After Cassie is run over by a car, Father Jude approaches her, offering assistance; after taking it, she awakens in the hospital. On a gurney next to her is Raven, who speaks a few words of comfort before dying. Father Jude arrives and explains everything she has experienced has been a sort of coma dream – in the original accident, Cassie and Sean survived while Matt and Annabel were killed. The occupants of the other car – Raven, Deathmask, and Hideous Dancer – were also fatally injured. Cassie has been in a half-dead state wherein those killed in the accident have attempted to keep her with them; Father Jude – an angel from heaven – and her visions of Sean have kept Cassie alive. He asks if she would be willing to die to save Sean's life; she agrees, and he then asks her if she would be willing to live for him. Cassie admits she does not want to die. She awakens in a hospital room with her parents and Sean by her side; they embrace. She is later seen getting married.

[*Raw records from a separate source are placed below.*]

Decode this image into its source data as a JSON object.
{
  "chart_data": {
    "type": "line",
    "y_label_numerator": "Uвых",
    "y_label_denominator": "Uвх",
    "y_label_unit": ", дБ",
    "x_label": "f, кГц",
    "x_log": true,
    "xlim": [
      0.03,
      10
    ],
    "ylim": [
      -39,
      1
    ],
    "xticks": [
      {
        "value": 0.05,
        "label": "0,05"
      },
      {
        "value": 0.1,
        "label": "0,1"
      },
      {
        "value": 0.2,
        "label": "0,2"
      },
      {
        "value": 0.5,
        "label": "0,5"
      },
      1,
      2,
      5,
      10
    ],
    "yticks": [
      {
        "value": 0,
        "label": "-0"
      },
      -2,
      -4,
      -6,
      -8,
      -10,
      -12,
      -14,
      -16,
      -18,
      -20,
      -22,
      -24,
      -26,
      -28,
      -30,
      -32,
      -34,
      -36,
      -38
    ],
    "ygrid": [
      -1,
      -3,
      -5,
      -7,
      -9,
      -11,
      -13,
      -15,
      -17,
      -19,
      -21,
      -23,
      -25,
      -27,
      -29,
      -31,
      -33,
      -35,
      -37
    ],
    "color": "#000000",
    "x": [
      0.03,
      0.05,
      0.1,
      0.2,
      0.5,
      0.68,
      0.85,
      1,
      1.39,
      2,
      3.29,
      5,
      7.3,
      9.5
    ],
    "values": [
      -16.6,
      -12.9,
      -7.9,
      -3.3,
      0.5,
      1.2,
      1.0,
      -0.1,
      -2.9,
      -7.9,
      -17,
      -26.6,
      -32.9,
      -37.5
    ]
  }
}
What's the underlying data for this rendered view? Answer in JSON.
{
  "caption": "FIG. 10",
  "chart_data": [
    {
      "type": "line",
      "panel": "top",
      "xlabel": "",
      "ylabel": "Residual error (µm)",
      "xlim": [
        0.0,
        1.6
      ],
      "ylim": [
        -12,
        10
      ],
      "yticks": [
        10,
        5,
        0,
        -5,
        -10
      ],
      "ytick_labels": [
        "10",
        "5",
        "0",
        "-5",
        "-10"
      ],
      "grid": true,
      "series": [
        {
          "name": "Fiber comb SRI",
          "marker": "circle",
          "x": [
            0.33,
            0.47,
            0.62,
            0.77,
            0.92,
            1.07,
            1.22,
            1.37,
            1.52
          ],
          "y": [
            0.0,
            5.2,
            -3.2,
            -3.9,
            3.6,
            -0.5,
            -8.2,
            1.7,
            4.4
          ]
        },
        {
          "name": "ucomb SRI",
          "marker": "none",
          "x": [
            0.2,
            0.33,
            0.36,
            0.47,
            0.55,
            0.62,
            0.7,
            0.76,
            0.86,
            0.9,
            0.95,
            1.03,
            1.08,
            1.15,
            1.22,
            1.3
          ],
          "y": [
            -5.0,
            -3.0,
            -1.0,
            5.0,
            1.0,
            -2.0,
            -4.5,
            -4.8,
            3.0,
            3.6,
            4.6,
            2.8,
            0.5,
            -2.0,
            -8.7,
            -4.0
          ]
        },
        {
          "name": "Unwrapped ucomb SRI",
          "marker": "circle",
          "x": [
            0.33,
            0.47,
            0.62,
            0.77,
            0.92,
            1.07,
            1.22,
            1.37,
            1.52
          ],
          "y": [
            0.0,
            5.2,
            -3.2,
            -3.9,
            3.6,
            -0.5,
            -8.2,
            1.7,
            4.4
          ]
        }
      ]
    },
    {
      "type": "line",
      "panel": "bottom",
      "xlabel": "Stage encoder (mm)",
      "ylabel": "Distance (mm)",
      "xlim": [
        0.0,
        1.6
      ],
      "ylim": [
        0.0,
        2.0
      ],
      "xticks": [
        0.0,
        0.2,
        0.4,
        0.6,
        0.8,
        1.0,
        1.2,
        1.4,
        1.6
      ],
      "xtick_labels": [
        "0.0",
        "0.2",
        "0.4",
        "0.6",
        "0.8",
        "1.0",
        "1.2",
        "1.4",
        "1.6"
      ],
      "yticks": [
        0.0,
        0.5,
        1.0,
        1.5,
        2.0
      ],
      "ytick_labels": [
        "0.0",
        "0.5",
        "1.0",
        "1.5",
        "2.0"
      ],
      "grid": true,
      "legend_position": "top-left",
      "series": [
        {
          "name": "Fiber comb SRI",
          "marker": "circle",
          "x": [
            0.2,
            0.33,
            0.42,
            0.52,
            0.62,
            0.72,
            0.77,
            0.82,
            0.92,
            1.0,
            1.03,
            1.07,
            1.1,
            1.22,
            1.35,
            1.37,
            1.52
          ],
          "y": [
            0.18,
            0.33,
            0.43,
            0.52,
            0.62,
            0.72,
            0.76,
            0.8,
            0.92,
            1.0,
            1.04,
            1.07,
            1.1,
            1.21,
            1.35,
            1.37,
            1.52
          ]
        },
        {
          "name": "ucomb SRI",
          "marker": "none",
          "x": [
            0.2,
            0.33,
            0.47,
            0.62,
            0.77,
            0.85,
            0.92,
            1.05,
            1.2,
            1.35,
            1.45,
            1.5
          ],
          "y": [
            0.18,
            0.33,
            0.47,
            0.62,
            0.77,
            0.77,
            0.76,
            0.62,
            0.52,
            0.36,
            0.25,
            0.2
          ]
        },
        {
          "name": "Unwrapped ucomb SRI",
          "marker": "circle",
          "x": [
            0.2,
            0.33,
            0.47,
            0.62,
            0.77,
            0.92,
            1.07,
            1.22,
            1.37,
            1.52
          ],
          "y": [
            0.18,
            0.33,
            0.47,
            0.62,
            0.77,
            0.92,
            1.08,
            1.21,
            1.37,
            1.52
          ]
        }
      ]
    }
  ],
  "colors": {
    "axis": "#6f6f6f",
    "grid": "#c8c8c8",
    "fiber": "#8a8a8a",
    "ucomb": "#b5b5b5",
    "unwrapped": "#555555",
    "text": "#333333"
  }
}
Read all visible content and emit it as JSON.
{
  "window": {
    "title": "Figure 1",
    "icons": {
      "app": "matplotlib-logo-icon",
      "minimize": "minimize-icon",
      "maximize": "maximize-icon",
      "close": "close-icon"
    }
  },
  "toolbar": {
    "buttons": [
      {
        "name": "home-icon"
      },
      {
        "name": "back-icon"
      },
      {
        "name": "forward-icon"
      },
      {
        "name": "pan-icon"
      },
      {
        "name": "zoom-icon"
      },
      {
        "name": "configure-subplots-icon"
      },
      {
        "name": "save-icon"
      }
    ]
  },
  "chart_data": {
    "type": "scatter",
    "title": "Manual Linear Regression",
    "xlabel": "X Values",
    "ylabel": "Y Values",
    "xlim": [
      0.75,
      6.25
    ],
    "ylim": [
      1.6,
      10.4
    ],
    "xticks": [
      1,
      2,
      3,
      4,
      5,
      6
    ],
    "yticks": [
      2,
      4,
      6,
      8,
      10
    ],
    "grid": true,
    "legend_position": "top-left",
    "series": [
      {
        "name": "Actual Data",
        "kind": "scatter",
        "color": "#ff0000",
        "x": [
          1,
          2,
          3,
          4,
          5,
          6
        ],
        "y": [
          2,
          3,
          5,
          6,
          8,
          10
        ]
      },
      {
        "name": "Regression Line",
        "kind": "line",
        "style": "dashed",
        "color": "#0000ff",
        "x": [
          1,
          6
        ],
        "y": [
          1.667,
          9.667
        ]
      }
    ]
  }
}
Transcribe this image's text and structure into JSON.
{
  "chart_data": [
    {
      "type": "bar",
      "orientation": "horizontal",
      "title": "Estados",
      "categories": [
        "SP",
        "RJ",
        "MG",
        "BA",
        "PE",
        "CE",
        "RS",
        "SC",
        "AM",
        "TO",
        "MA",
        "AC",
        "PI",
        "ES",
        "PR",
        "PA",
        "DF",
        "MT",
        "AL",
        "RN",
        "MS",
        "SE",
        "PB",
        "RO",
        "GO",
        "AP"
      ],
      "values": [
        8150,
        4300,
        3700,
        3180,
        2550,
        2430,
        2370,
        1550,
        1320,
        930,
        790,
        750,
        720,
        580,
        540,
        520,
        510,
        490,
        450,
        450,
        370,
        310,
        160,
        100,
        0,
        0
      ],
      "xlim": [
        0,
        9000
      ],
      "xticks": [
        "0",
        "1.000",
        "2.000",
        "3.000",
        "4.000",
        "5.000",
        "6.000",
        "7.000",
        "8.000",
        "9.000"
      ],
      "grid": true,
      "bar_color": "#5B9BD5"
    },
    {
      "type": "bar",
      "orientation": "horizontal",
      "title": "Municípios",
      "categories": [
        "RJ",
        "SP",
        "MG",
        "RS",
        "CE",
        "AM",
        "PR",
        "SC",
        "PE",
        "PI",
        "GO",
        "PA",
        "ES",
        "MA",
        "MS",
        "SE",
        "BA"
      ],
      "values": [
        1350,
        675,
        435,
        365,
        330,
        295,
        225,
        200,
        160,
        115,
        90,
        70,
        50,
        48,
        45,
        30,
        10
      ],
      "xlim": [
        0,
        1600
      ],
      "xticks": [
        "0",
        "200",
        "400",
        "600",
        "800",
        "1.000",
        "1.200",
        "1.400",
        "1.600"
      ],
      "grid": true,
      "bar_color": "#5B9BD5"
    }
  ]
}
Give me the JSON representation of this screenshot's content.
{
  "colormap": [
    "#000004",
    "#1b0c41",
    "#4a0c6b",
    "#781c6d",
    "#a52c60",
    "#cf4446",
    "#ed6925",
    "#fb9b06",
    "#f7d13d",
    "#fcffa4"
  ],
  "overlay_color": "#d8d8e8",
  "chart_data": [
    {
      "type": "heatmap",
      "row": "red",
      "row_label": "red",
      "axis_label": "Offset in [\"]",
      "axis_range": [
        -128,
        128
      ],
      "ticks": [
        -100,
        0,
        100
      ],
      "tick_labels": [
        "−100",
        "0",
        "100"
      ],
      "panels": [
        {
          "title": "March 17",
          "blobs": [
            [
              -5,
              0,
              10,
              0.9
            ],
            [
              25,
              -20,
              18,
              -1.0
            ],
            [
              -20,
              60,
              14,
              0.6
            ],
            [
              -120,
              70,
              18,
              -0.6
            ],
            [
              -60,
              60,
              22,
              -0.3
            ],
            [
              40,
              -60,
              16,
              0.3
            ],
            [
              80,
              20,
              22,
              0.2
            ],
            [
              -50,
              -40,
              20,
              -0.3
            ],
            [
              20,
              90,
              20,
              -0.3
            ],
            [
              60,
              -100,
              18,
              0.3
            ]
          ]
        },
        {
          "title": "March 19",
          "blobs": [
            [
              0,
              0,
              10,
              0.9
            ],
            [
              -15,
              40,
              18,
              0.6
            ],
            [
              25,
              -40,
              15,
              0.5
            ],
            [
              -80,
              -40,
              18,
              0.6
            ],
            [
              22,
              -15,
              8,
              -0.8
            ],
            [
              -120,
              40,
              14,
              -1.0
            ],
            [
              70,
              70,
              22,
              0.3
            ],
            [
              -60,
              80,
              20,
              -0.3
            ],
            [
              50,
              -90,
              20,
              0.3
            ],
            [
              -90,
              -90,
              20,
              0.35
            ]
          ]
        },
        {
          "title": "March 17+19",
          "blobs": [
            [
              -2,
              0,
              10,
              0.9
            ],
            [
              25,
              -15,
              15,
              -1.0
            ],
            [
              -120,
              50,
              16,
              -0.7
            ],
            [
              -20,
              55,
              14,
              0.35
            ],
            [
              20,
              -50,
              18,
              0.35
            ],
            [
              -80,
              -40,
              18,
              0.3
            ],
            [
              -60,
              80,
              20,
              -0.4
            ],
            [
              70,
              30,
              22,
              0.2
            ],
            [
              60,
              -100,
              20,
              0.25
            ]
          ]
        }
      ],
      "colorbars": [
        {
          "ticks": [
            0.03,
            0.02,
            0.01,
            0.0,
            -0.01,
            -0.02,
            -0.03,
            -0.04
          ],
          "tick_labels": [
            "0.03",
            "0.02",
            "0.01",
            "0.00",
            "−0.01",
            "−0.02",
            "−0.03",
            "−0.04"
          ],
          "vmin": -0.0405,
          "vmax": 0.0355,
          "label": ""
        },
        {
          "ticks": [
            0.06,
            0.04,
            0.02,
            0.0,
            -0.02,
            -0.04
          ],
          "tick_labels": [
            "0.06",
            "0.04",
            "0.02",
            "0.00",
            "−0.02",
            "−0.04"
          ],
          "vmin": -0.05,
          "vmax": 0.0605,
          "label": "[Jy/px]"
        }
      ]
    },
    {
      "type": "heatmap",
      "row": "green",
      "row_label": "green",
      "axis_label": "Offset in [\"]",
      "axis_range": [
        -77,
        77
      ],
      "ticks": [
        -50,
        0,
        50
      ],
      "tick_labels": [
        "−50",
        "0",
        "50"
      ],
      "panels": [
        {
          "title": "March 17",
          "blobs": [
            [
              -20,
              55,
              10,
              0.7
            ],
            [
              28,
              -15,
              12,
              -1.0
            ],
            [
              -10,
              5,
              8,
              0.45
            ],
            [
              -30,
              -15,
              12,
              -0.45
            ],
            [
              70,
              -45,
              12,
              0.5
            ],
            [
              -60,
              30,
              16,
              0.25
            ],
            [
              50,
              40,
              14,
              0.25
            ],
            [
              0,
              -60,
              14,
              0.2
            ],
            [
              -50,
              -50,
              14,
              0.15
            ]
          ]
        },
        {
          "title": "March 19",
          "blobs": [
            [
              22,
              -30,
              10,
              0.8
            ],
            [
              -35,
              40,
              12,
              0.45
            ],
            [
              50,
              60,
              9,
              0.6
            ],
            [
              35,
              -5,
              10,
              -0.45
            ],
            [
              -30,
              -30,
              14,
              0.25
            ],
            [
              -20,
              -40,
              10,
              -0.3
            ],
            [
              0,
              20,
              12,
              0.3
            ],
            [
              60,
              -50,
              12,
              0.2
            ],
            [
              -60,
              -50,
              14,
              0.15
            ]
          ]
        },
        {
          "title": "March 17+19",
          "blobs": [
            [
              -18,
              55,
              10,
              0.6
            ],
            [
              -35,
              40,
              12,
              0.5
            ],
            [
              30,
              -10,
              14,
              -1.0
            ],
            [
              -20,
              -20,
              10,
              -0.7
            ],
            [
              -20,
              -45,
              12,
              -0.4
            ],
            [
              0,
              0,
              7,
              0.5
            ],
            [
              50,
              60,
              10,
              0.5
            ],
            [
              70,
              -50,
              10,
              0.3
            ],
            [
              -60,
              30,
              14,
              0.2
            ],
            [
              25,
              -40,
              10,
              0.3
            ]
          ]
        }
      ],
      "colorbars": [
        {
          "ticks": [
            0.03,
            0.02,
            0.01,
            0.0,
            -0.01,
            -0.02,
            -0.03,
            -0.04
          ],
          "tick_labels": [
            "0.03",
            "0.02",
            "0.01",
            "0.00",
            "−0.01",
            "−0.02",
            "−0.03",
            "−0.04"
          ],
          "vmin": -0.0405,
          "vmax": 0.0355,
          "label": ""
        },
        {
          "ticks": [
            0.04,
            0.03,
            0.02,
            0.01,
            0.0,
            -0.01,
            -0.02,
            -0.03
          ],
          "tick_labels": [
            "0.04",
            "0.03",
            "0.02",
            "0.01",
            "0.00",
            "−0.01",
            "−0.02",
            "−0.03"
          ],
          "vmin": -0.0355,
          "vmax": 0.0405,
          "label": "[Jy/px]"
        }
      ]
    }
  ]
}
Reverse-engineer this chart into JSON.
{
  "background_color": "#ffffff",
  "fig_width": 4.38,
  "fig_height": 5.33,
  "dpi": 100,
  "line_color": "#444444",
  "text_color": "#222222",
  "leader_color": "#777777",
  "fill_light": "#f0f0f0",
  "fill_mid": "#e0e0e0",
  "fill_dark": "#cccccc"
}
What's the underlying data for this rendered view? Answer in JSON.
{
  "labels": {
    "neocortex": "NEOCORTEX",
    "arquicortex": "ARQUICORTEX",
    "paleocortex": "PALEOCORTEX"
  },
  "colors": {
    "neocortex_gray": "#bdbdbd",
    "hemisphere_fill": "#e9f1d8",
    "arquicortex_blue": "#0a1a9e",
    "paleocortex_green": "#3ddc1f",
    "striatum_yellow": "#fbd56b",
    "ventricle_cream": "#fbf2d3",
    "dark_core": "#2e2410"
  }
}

There is an alternate ending in which Cassie wakes up in bed with Sean beside her. She gasps and grabs her neck and chest. Sean asks, "That dream again?" and she nods.

==Production==
Artisan nabbed Stephen Carpenter’s spec script, at the time known as Soul Survivor for a mid-six-figure after a small bidding war with Paramount and Fox. Filming took place in Chicago and surrounding suburbs. Some scenes were also filmed in Gary, Indiana. The filming started in May 1999 and concluded in September 1999.

== Reception==
 On Metacritic, the film has a score of 20 out of 100 based on reviews from 11 critics, indicating "generally unfavorable reviews".

The New York Times panned the film, saying, "Yes, there is an explanation for everything, but it is a long time coming and not worth the wait." Empire gave the film two stars and said "We’ve been here before, and we’ll be here again." JoBlo.com rated the film 4 out of 10 and said " It just didn’t feel like a whole movie to me. It’s more of a collage of tensionless, repetitive scenes (a chase, an apparition, a chase, an apparition...and so on) patched together with crazy lighting flashing about and loud music booming in the background."

The film opened wide on 601 screens in the United States and Canada and grossed $1,140,698 for the weekend, the lowest for a wide release during 2001. It grossed $3.1 million in the United States and Canada and $4.3 million worldwide.